Eene Excommunicatie in de Middeleeuwen.
Een aangrijpend tafereel stelt de schilder ons hier voor oogen, - een tafereel uit den tijd, toen de Kerk nog met al de majesteit van haar gezag tuchtigend kon optreden tegenover de grooten en machthebbers, wanneer zij weduwen en weezen verdrukten of de rechten der kerk verkortten. Wij zijn hier getuige van eene plechtige excommunicatie, uitgesproken door den bisschop te midden van zijn kapittel, ten aanhooren van het toegestroomde volk, dat in diep ontzag het schrikkelijk vonnis aanhoort over den openlijken zondaar uitgesproken. Waarschijnlijk geldt het een vorst of landheer, die door zijne onverschilligheden en door zijne hardnekkige onboetvaardigheid tegenover de vermaningen en bedreigingen der kerkelijke overheid, openbare ergernis heeft gegeven, en daarom openlijk als een verdorven lid van de Kerk wordt afgesneden.

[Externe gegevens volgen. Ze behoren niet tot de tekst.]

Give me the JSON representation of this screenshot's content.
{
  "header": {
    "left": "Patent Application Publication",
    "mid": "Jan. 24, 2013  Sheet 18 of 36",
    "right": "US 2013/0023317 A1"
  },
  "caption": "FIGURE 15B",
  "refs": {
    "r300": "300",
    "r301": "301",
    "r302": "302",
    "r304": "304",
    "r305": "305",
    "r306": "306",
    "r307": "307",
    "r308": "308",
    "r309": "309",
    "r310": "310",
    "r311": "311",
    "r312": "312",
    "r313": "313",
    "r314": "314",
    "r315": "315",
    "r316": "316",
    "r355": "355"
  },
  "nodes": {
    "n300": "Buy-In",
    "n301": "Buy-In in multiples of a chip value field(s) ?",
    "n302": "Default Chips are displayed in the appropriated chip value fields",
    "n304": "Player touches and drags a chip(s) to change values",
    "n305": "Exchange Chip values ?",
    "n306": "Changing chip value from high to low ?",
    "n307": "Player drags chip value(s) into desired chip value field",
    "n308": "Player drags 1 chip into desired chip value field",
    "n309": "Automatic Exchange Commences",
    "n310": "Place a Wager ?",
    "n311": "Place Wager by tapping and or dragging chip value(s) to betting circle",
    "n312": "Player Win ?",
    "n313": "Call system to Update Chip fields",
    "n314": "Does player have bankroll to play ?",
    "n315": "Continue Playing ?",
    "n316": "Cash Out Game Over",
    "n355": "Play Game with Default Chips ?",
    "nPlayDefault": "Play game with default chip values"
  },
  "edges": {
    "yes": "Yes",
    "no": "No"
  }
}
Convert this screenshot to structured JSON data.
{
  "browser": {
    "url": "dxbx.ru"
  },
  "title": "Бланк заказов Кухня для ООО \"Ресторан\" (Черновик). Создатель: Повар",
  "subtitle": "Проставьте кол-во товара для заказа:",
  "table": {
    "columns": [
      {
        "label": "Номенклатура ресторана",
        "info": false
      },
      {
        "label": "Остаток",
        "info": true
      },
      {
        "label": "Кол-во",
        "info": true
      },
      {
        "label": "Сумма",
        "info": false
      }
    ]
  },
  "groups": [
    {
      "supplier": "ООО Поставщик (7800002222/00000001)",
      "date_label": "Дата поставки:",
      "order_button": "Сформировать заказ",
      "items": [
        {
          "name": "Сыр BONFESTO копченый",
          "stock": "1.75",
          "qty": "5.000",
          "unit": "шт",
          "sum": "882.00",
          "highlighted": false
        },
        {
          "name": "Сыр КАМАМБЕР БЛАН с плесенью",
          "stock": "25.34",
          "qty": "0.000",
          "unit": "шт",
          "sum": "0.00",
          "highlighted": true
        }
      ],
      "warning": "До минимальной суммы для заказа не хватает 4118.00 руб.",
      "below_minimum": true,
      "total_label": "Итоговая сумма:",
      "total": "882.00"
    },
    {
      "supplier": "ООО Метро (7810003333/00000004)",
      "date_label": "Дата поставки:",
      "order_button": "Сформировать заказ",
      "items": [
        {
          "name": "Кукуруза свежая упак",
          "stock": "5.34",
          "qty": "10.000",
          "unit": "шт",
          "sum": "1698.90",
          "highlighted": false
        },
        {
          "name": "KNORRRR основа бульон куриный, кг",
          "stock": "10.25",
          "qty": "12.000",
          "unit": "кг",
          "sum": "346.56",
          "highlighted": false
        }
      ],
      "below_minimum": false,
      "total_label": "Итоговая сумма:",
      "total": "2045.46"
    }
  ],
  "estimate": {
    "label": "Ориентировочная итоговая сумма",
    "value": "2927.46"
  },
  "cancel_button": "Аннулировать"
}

De relikwieën zijn uit de altaartombe genomen en op den vloer geplaatst; daarnaast ligt aan den voet des altaars het evangelieboek, het omfloerste kruisbeeld en de uitgebluschte kaars, als het beeld der vlam van liefde en geloof, die in de ziel des zondaars is uitgedoofd. De kanunniken houden hunne uitgedoofde kaarsen naar den grond gericht, en fier zich oprichtend, in het bewustzijn dat hij spreekt uit den naam Gods, heft de bisschop de hand op, die anders slechts tot den zegen wordt uitgestrekt, om ditmaal den ongelukkige te vloeken, die den zegen der Kerk en de genade Gods heeft versmaad.
En van dat oogenblik is de zondaar tot straf voor zijne misdaad en hardnekkigheid van de gemeenschap der Heiligen uitgesloten, afgesneden van de christenheid en geldt hij bij de Christenen voortaan als een heiden en een tollenaar. Zoo hij een vorst is, zijn zijne onderdanen daarmee ontslagen van den eed der trouw, hem eenmaal als landsheer gezworen, en den onwaardigen gebieder geene gehoorzaamheid meer schuldig. Hij is voor hen als gestorven en met gerust geweten kunnen zij zijn opvolger huldigen.
Zoo kon de Kerk in de middeleeuwen, toen zij haar weldadigen invloed nog onbelemmerd over de geheele christelijke Wereld deed gelden, als handhaafster en wreekster der wet Gods met krachtige hand misdaad en ongerechtigheid te keer gaan, de volken beschermen tegen de willekeur van onderdrukkers en dwingelanden en door haar banvonnis eenvoudig een einde maken aan het rijk van onwaardige vorsten, wat later, buiten haar, steeds met bloedige omwentelingen gepaard ging.